Kelly cited the business acronym VUCA, which originated in 1987, as a still-relevant way of helping HR professionals think about guiding clients through change.
“We live in a VUCA world: a world of volatility, uncertainty, complexity and ambiguity,” Kelly said. “To succeed in this kind of environment, you need to have VUCA skills: vision, understanding, clarity and agility.”
She said in most cases, this is a self-taught skill on the part of the HR leader that will become invaluable in establishing trust with a client.
“Businesses need someone who can help grease the skids on that, help facilitate those conversations to move people to a point where they can be more comfortable in the VUCA world,” Kelly said.
Kelly said most people spend more time at work — or working outside the office — than they do at home or sleeping, which makes it imperative for employers and people strategists “to make that work time as pleasant and as rewarding as it can possibly be.”
This hearkens back to offering a streamlined digital toolbox that equips the employees to work more efficiently and easily.
But it’s also about creating a culture of “micro-experiences” that incentivize excellent contributions, Kelly added.

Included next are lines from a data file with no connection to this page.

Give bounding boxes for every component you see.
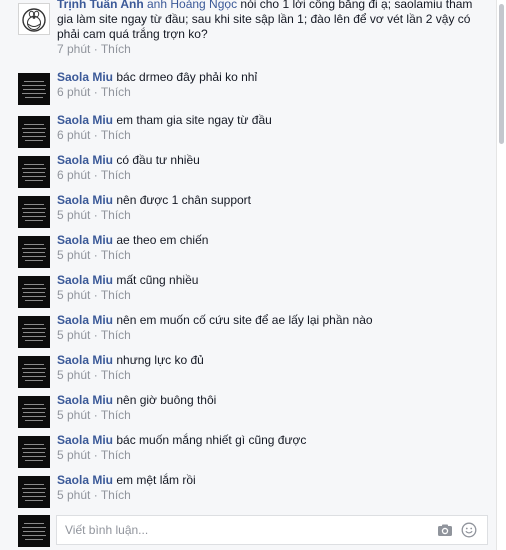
comment-mention[interactable]: anh Hoàng Ngọc: [147, 0, 237, 11]
like-link[interactable]: Thích: [101, 328, 131, 342]
avatar[interactable]: [18, 3, 50, 35]
comment-time[interactable]: 6 phút: [57, 128, 90, 142]
comment-text: em mệt lắm rồi: [116, 473, 196, 487]
comment-author[interactable]: Saola Miu: [57, 113, 113, 127]
comment-time[interactable]: 5 phút: [57, 408, 90, 422]
like-link[interactable]: Thích: [101, 208, 131, 222]
comment-time[interactable]: 5 phút: [57, 448, 90, 462]
comment-author[interactable]: Trịnh Tuấn Anh: [57, 0, 144, 11]
like-link[interactable]: Thích: [101, 488, 131, 502]
comment-time[interactable]: 7 phút: [57, 42, 90, 56]
comment-text: mất cũng nhiều: [116, 273, 199, 287]
like-link[interactable]: Thích: [101, 288, 131, 302]
comment-time[interactable]: 6 phút: [57, 85, 90, 99]
comment-author[interactable]: Saola Miu: [57, 353, 113, 367]
like-link[interactable]: Thích: [101, 408, 131, 422]
comment-author[interactable]: Saola Miu: [57, 70, 113, 84]
avatar[interactable]: [18, 276, 50, 308]
camera-icon[interactable]: [437, 522, 453, 538]
avatar[interactable]: [18, 436, 50, 468]
avatar[interactable]: [18, 316, 50, 348]
comment-author[interactable]: Saola Miu: [57, 273, 113, 287]
comment-author[interactable]: Saola Miu: [57, 433, 113, 447]
comment-text: có đầu tư nhiều: [116, 153, 200, 167]
like-link[interactable]: Thích: [101, 448, 131, 462]
avatar[interactable]: [18, 476, 50, 508]
comment-author[interactable]: Saola Miu: [57, 313, 113, 327]
scrollbar[interactable]: [496, 0, 506, 550]
scrollbar-thumb[interactable]: [499, 4, 504, 144]
like-link[interactable]: Thích: [101, 168, 131, 182]
comment-input[interactable]: [56, 515, 488, 545]
comment-text: nên em muốn cố cứu site để ae lấy lại ph…: [116, 313, 373, 327]
avatar[interactable]: [18, 396, 50, 428]
comment-composer: [18, 515, 488, 547]
comment-time[interactable]: 5 phút: [57, 488, 90, 502]
smiley-icon[interactable]: [461, 522, 477, 538]
comment-text: bác muốn mắng nhiết gì cũng được: [116, 433, 307, 447]
like-link[interactable]: Thích: [101, 248, 131, 262]
like-link[interactable]: Thích: [101, 128, 131, 142]
comment-author[interactable]: Saola Miu: [57, 473, 113, 487]
comment-author[interactable]: Saola Miu: [57, 393, 113, 407]
like-link[interactable]: Thích: [101, 368, 131, 382]
comments-panel: Trịnh Tuấn Anh anh Hoàng Ngọc nói cho 1 …: [0, 0, 497, 550]
comment-text: nên giờ buông thôi: [116, 393, 217, 407]
comment-time[interactable]: 5 phút: [57, 328, 90, 342]
comment-time[interactable]: 5 phút: [57, 368, 90, 382]
comment-text: nên được 1 chân support: [116, 193, 252, 207]
comment-text: bác drmeo đây phải ko nhỉ: [116, 70, 258, 84]
avatar[interactable]: [18, 156, 50, 188]
avatar: [18, 515, 50, 547]
avatar[interactable]: [18, 116, 50, 148]
comment-time[interactable]: 5 phút: [57, 208, 90, 222]
comment-author[interactable]: Saola Miu: [57, 153, 113, 167]
doraemon-avatar-icon: [22, 8, 46, 32]
comment-text: ae theo em chiến: [116, 233, 209, 247]
comment-author[interactable]: Saola Miu: [57, 233, 113, 247]
comment-text: em tham gia site ngay từ đầu: [116, 113, 272, 127]
comment-time[interactable]: 6 phút: [57, 168, 90, 182]
avatar[interactable]: [18, 196, 50, 228]
avatar[interactable]: [18, 356, 50, 388]
like-link[interactable]: Thích: [101, 85, 131, 99]
avatar[interactable]: [18, 236, 50, 268]
comment-time[interactable]: 5 phút: [57, 288, 90, 302]
avatar[interactable]: [18, 73, 50, 105]
like-link[interactable]: Thích: [101, 42, 131, 56]
comment-author[interactable]: Saola Miu: [57, 193, 113, 207]
comment-time[interactable]: 5 phút: [57, 248, 90, 262]
comment-text: nhưng lực ko đủ: [116, 353, 204, 367]
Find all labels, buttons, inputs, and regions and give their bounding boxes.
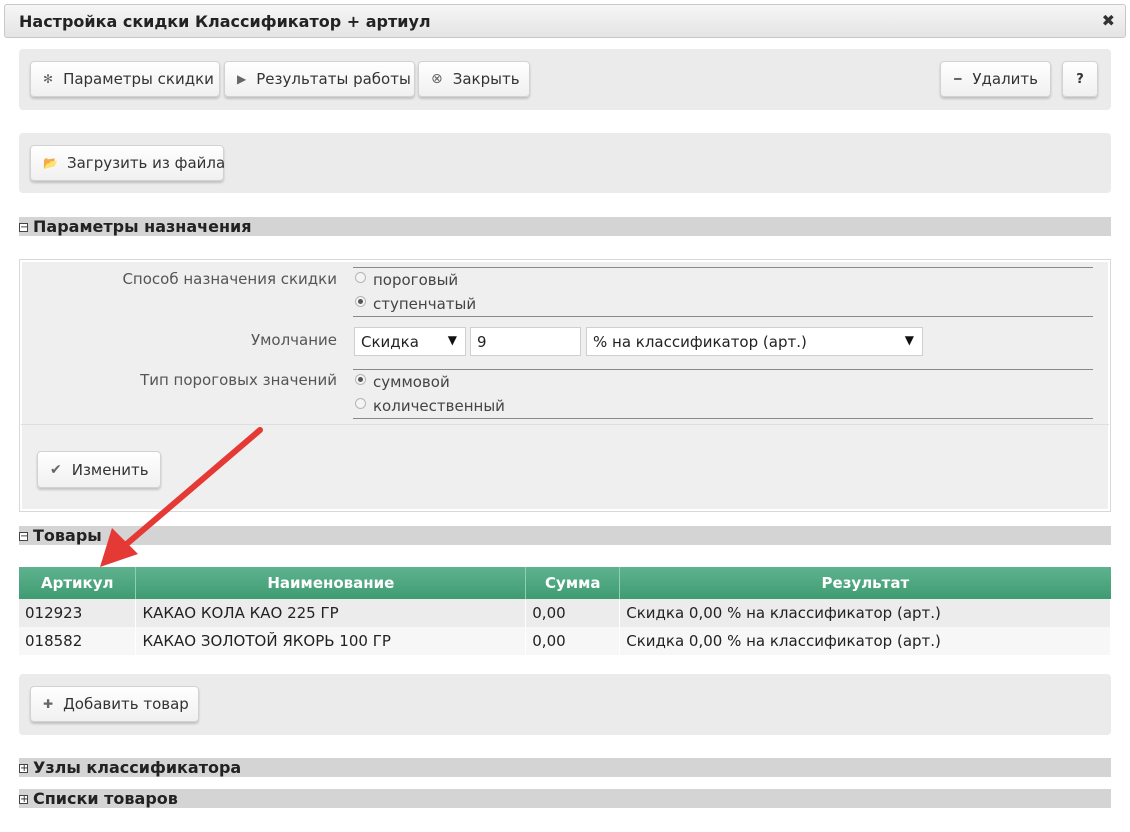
section-goods-lists[interactable]: + Списки товаров [19,789,1111,808]
default-type-select[interactable]: Скидка ▼ [354,327,466,356]
gear-icon: ✻ [43,72,54,86]
method-radio-threshold[interactable] [355,272,366,283]
cell-sum: 0,00 [525,627,621,655]
method-label: Способ назначения скидки [122,270,337,288]
cell-result: Скидка 0,00 % на классификатор (арт.) [619,599,1111,627]
add-item-button[interactable]: ✚ Добавить товар [30,686,199,722]
col-result[interactable]: Результат [619,567,1111,599]
cell-article: 018582 [19,627,137,655]
section-lists-title: Списки товаров [33,789,178,808]
plus-icon: ✚ [43,697,54,711]
expand-icon[interactable]: + [19,764,28,774]
cell-sum: 0,00 [525,599,621,627]
default-type-value: Скидка [361,333,419,351]
collapse-icon[interactable]: − [19,532,28,542]
threshold-option-qty: количественный [373,397,505,415]
close-icon[interactable]: ✖ [1102,11,1115,30]
default-value-input[interactable]: 9 [470,327,581,356]
folder-open-icon: 📂 [43,156,58,170]
results-label: Результаты работы [256,70,411,88]
section-assign-title: Параметры назначения [33,217,252,236]
chevron-down-icon: ▼ [447,333,457,347]
method-bottom-line [353,316,1093,317]
method-top-line [353,267,1093,268]
threshold-radio-sum[interactable] [355,374,366,385]
close-button[interactable]: ⊗ Закрыть [418,61,530,97]
delete-button[interactable]: ━ Удалить [940,61,1051,97]
minus-icon: ━ [954,72,962,86]
section-classifier-nodes[interactable]: + Узлы классификатора [19,758,1111,777]
discount-params-label: Параметры скидки [63,70,214,88]
discount-params-button[interactable]: ✻ Параметры скидки [30,61,220,97]
goods-table: Артикул Наименование Сумма Результат 012… [19,567,1111,655]
threshold-label: Тип пороговых значений [140,371,337,389]
cell-name: КАКАО ЗОЛОТОЙ ЯКОРЬ 100 ГР [135,627,527,655]
annotation-arrow-icon [100,427,263,567]
expand-icon[interactable]: + [19,795,28,805]
cell-result: Скидка 0,00 % на классификатор (арт.) [619,627,1111,655]
play-icon: ▶ [237,72,247,86]
check-circle-icon: ✔ [50,461,62,478]
threshold-radio-qty[interactable] [355,398,366,409]
col-sum[interactable]: Сумма [525,567,621,599]
upload-file-label: Загрузить из файла [67,154,226,172]
threshold-top-line [353,369,1093,370]
window-title: Настройка скидки Классификатор + артиул [19,12,431,31]
help-label: ? [1076,71,1084,87]
threshold-bottom-line [353,418,1093,419]
upload-file-button[interactable]: 📂 Загрузить из файла [30,145,226,181]
method-radio-stepped[interactable] [355,296,366,307]
section-assign-params[interactable]: − Параметры назначения [19,217,1111,236]
method-option-stepped: ступенчатый [373,295,477,313]
window-titlebar: Настройка скидки Классификатор + артиул … [4,4,1126,38]
default-unit-value: % на классификатор (арт.) [593,333,807,351]
table-row[interactable]: 012923 КАКАО КОЛА КАО 225 ГР 0,00 Скидка… [19,599,1111,627]
method-option-threshold: пороговый [373,271,459,289]
add-item-label: Добавить товар [63,695,189,713]
section-nodes-title: Узлы классификатора [33,758,242,777]
table-row[interactable]: 018582 КАКАО ЗОЛОТОЙ ЯКОРЬ 100 ГР 0,00 С… [19,627,1111,655]
default-unit-select[interactable]: % на классификатор (арт.) ▼ [586,327,923,356]
chevron-down-icon: ▼ [904,333,914,347]
delete-label: Удалить [972,70,1038,88]
results-button[interactable]: ▶ Результаты работы [224,61,415,97]
close-circle-icon: ⊗ [431,71,443,87]
help-button[interactable]: ? [1062,61,1098,97]
close-label: Закрыть [452,70,520,88]
cell-name: КАКАО КОЛА КАО 225 ГР [135,599,527,627]
cell-article: 012923 [19,599,137,627]
default-value-text: 9 [477,333,487,351]
threshold-option-sum: суммовой [373,373,450,391]
default-label: Умолчание [250,331,337,349]
collapse-icon[interactable]: − [19,223,28,233]
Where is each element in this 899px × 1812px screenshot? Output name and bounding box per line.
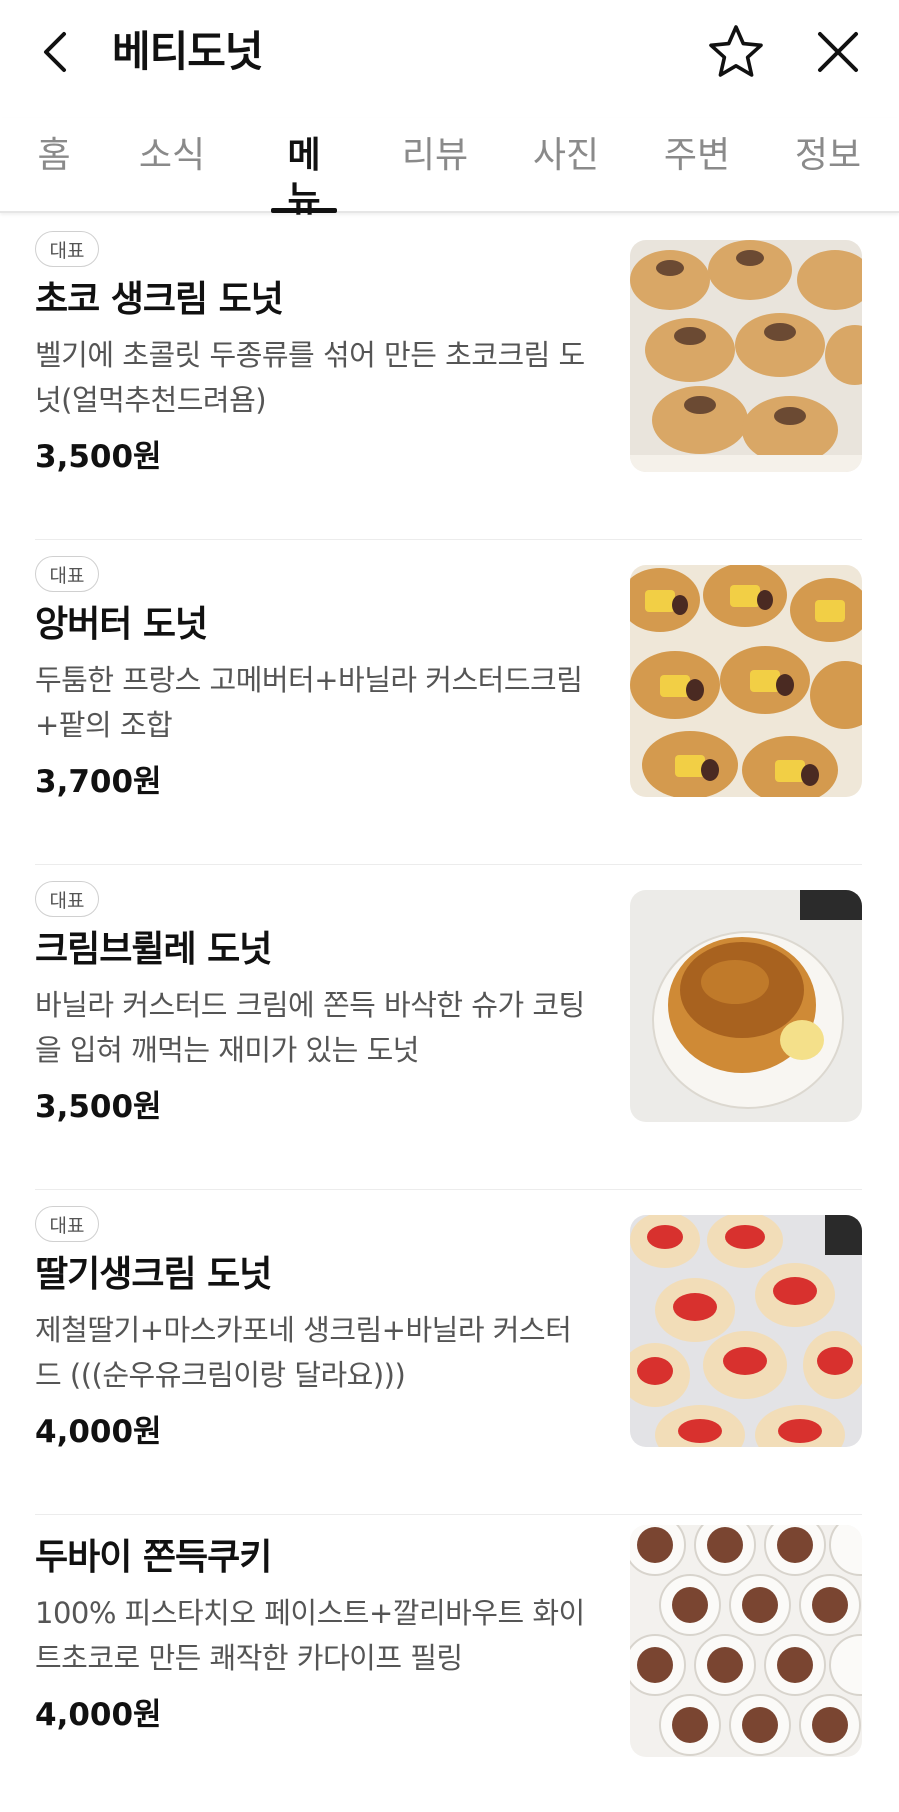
menu-item-price: 4,000원 bbox=[35, 1697, 162, 1733]
chevron-left-icon bbox=[44, 32, 66, 72]
menu-item[interactable]: 대표 초코 생크림 도넛 벨기에 초콜릿 두종류를 섞어 만든 초코크림 도넛(… bbox=[0, 215, 899, 540]
tab-info[interactable]: 정보 bbox=[794, 134, 862, 213]
close-icon bbox=[818, 32, 858, 72]
tab-label: 정보 bbox=[794, 135, 862, 176]
menu-item-price: 3,500원 bbox=[35, 439, 162, 475]
tab-home[interactable]: 홈 bbox=[28, 134, 80, 213]
menu-item-photo[interactable] bbox=[630, 240, 862, 472]
tab-reviews[interactable]: 리뷰 bbox=[401, 134, 469, 213]
star-outline-icon bbox=[709, 25, 763, 77]
menu-item-name: 두바이 쫀득쿠키 bbox=[35, 1537, 272, 1578]
menu-item-description: 바닐라 커스터드 크림에 쫀득 바삭한 슈가 코팅을 입혀 깨먹는 재미가 있는… bbox=[35, 988, 585, 1067]
tab-label: 주변 bbox=[663, 135, 731, 176]
tab-label: 소식 bbox=[138, 135, 206, 176]
menu-item-photo[interactable] bbox=[630, 1215, 862, 1447]
menu-item-name: 초코 생크림 도넛 bbox=[35, 279, 284, 320]
menu-item-description: 100% 피스타치오 페이스트+깔리바우트 화이트초코로 만든 쾌작한 카다이프… bbox=[35, 1596, 585, 1675]
tab-label: 홈 bbox=[37, 135, 71, 176]
tab-nearby[interactable]: 주변 bbox=[663, 134, 731, 213]
close-button[interactable] bbox=[808, 22, 868, 82]
menu-item-price: 4,000원 bbox=[35, 1414, 162, 1450]
menu-item-price: 3,500원 bbox=[35, 1089, 162, 1125]
tab-label: 리뷰 bbox=[401, 135, 469, 176]
tab-bar: 홈 소식 메뉴 리뷰 사진 주변 정보 bbox=[0, 118, 899, 220]
tab-label: 사진 bbox=[532, 135, 600, 176]
signature-badge: 대표 bbox=[35, 231, 99, 267]
signature-badge: 대표 bbox=[35, 1206, 99, 1242]
active-tab-indicator bbox=[271, 208, 337, 213]
menu-item[interactable]: 대표 앙버터 도넛 두툼한 프랑스 고메버터+바닐라 커스터드크림+팥의 조합 … bbox=[0, 540, 899, 865]
tab-photos[interactable]: 사진 bbox=[532, 134, 600, 213]
menu-item-description: 벨기에 초콜릿 두종류를 섞어 만든 초코크림 도넛(얼먹추천드려욤) bbox=[35, 338, 585, 417]
menu-item-name: 앙버터 도넛 bbox=[35, 604, 208, 645]
signature-badge: 대표 bbox=[35, 881, 99, 917]
menu-item-name: 딸기생크림 도넛 bbox=[35, 1254, 272, 1295]
menu-item[interactable]: 대표 크림브륄레 도넛 바닐라 커스터드 크림에 쫀득 바삭한 슈가 코팅을 입… bbox=[0, 865, 899, 1190]
menu-item-photo[interactable] bbox=[630, 890, 862, 1122]
tab-news[interactable]: 소식 bbox=[138, 134, 206, 213]
menu-item[interactable]: 대표 딸기생크림 도넛 제철딸기+마스카포네 생크림+바닐라 커스터드 (((순… bbox=[0, 1190, 899, 1515]
menu-item-description: 제철딸기+마스카포네 생크림+바닐라 커스터드 (((순우유크림이랑 달라요))… bbox=[35, 1313, 572, 1392]
menu-item-description: 두툼한 프랑스 고메버터+바닐라 커스터드크림+팥의 조합 bbox=[35, 663, 583, 742]
menu-item-price: 3,700원 bbox=[35, 764, 162, 800]
menu-item-photo[interactable] bbox=[630, 565, 862, 797]
menu-item-name: 크림브륄레 도넛 bbox=[35, 929, 272, 970]
signature-badge: 대표 bbox=[35, 556, 99, 592]
back-button[interactable] bbox=[30, 20, 82, 84]
top-bar: 베티도넛 bbox=[0, 0, 899, 104]
page-title: 베티도넛 bbox=[112, 27, 264, 76]
menu-item[interactable]: 두바이 쫀득쿠키 100% 피스타치오 페이스트+깔리바우트 화이트초코로 만든… bbox=[0, 1515, 899, 1812]
favorite-button[interactable] bbox=[706, 22, 766, 82]
tab-menu[interactable]: 메뉴 bbox=[271, 134, 337, 220]
menu-item-photo[interactable] bbox=[630, 1525, 862, 1757]
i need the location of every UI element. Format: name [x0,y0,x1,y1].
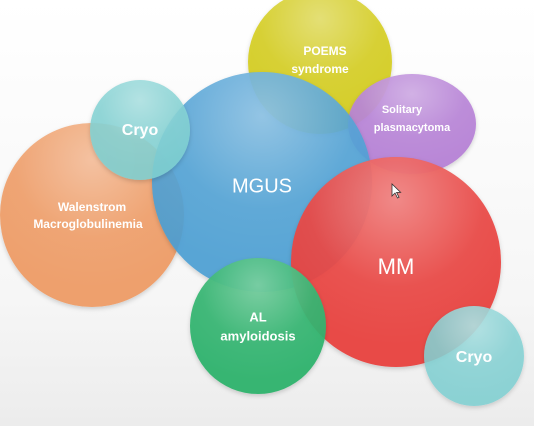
diagram-canvas: Walenstrom Macroglobulinemia POEMS syndr… [0,0,534,426]
walenstrom-label-line1: Walenstrom [58,200,126,214]
cryo-bottom-bubble: Cryo [424,306,524,406]
al-bubble: AL amyloidosis [190,258,326,394]
poems-label-line1: POEMS [303,44,346,58]
mm-label: MM [378,254,415,279]
al-label-line1: AL [249,309,266,324]
bubble-diagram: Walenstrom Macroglobulinemia POEMS syndr… [0,0,524,406]
cryo-bottom-label: Cryo [456,349,493,366]
solitary-label-line2: plasmacytoma [374,122,451,134]
cryo-top-bubble: Cryo [90,80,190,180]
al-label-line2: amyloidosis [220,328,295,343]
mgus-label: MGUS [232,175,292,197]
poems-label-line2: syndrome [291,62,349,76]
walenstrom-label-line2: Macroglobulinemia [33,217,143,231]
cryo-top-label: Cryo [122,122,159,139]
solitary-label-line1: Solitary [382,104,423,116]
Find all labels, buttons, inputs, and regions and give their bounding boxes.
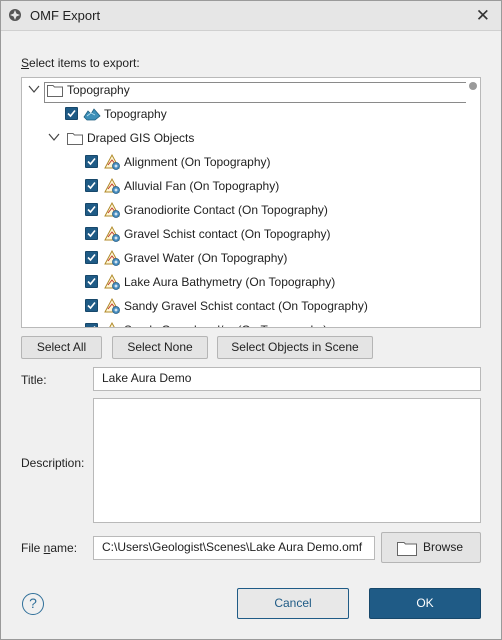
file-name-label: File name:	[21, 541, 78, 555]
checkbox-icon[interactable]	[85, 251, 98, 264]
select-items-label: Select items to export:	[21, 56, 140, 70]
gis-object-icon	[104, 177, 120, 194]
tree-item-gis-object[interactable]: Sandy Gravel Schist contact (On Topograp…	[22, 294, 467, 318]
cancel-button[interactable]: Cancel	[237, 588, 349, 619]
checkbox-icon[interactable]	[85, 179, 98, 192]
tree-item-label: Granodiorite Contact (On Topography)	[124, 203, 328, 217]
title-bar: OMF Export ✕	[0, 0, 502, 31]
tree-item-gis-object[interactable]: Alignment (On Topography)	[22, 150, 467, 174]
tree-item-gis-object[interactable]: Gravel Water (On Topography)	[22, 246, 467, 270]
title-label: Title:	[21, 373, 47, 387]
checkbox-icon[interactable]	[85, 155, 98, 168]
tree-folder-label: Draped GIS Objects	[87, 131, 195, 145]
tree-scrollbar[interactable]	[466, 78, 480, 327]
help-icon[interactable]: ?	[22, 593, 44, 615]
app-logo-icon	[9, 9, 21, 21]
tree-item-label: Sandy Gravel and/or (On Topography)	[124, 323, 327, 327]
folder-icon	[397, 542, 417, 556]
tree-item-gis-object[interactable]: Alluvial Fan (On Topography)	[22, 174, 467, 198]
title-input[interactable]: Lake Aura Demo	[93, 367, 481, 391]
gis-object-icon	[104, 153, 120, 170]
close-icon[interactable]: ✕	[476, 6, 490, 26]
export-tree[interactable]: Topography Topography Draped GIS Objects…	[21, 77, 481, 328]
tree-item-label: Alignment (On Topography)	[124, 155, 271, 169]
gis-object-icon	[104, 249, 120, 266]
browse-label: Browse	[423, 540, 464, 554]
tree-root-label: Topography	[67, 83, 130, 97]
tree-item-label: Topography	[104, 107, 167, 121]
description-textarea[interactable]	[93, 398, 481, 523]
gis-object-icon	[104, 201, 120, 218]
ok-button[interactable]: OK	[369, 588, 481, 619]
description-label: Description:	[21, 456, 85, 470]
tree-item-gis-object[interactable]: Lake Aura Bathymetry (On Topography)	[22, 270, 467, 294]
checkbox-icon[interactable]	[85, 299, 98, 312]
select-all-button[interactable]: Select All	[21, 336, 102, 359]
browse-button[interactable]: Browse	[381, 532, 481, 563]
tree-item-label: Alluvial Fan (On Topography)	[124, 179, 280, 193]
gis-object-icon	[104, 297, 120, 314]
checkbox-icon[interactable]	[85, 275, 98, 288]
window-title: OMF Export	[30, 8, 101, 23]
tree-folder-draped-gis[interactable]: Draped GIS Objects	[22, 126, 467, 150]
select-objects-in-scene-button[interactable]: Select Objects in Scene	[217, 336, 373, 359]
chevron-down-icon[interactable]	[48, 131, 60, 143]
gis-object-icon	[104, 225, 120, 242]
checkbox-icon[interactable]	[85, 203, 98, 216]
tree-item-label: Lake Aura Bathymetry (On Topography)	[124, 275, 336, 289]
folder-icon	[47, 85, 63, 97]
scrollbar-thumb[interactable]	[469, 82, 477, 90]
file-name-input[interactable]: C:\Users\Geologist\Scenes\Lake Aura Demo…	[93, 536, 375, 560]
tree-item-label: Gravel Water (On Topography)	[124, 251, 288, 265]
tree-root-row[interactable]: Topography	[22, 78, 480, 103]
gis-object-icon	[104, 273, 120, 290]
checkbox-icon[interactable]	[85, 227, 98, 240]
select-none-button[interactable]: Select None	[112, 336, 208, 359]
tree-item-gis-object[interactable]: Granodiorite Contact (On Topography)	[22, 198, 467, 222]
surface-icon	[83, 108, 101, 121]
checkbox-icon[interactable]	[65, 107, 78, 120]
tree-item-label: Gravel Schist contact (On Topography)	[124, 227, 331, 241]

This means noticing an employee’s personal tastes and compensating them for outstanding performance in the form of personalized gift cards, tickets and other experiential rewards.
“It enhances the experience for the employee and helps them feel valued,” Kelly said. “There’s significant data that says that someone who is recognized at least once a week for some contribution that they made will have higher levels of engagement, higher levels of productivity and longer retention with the company.”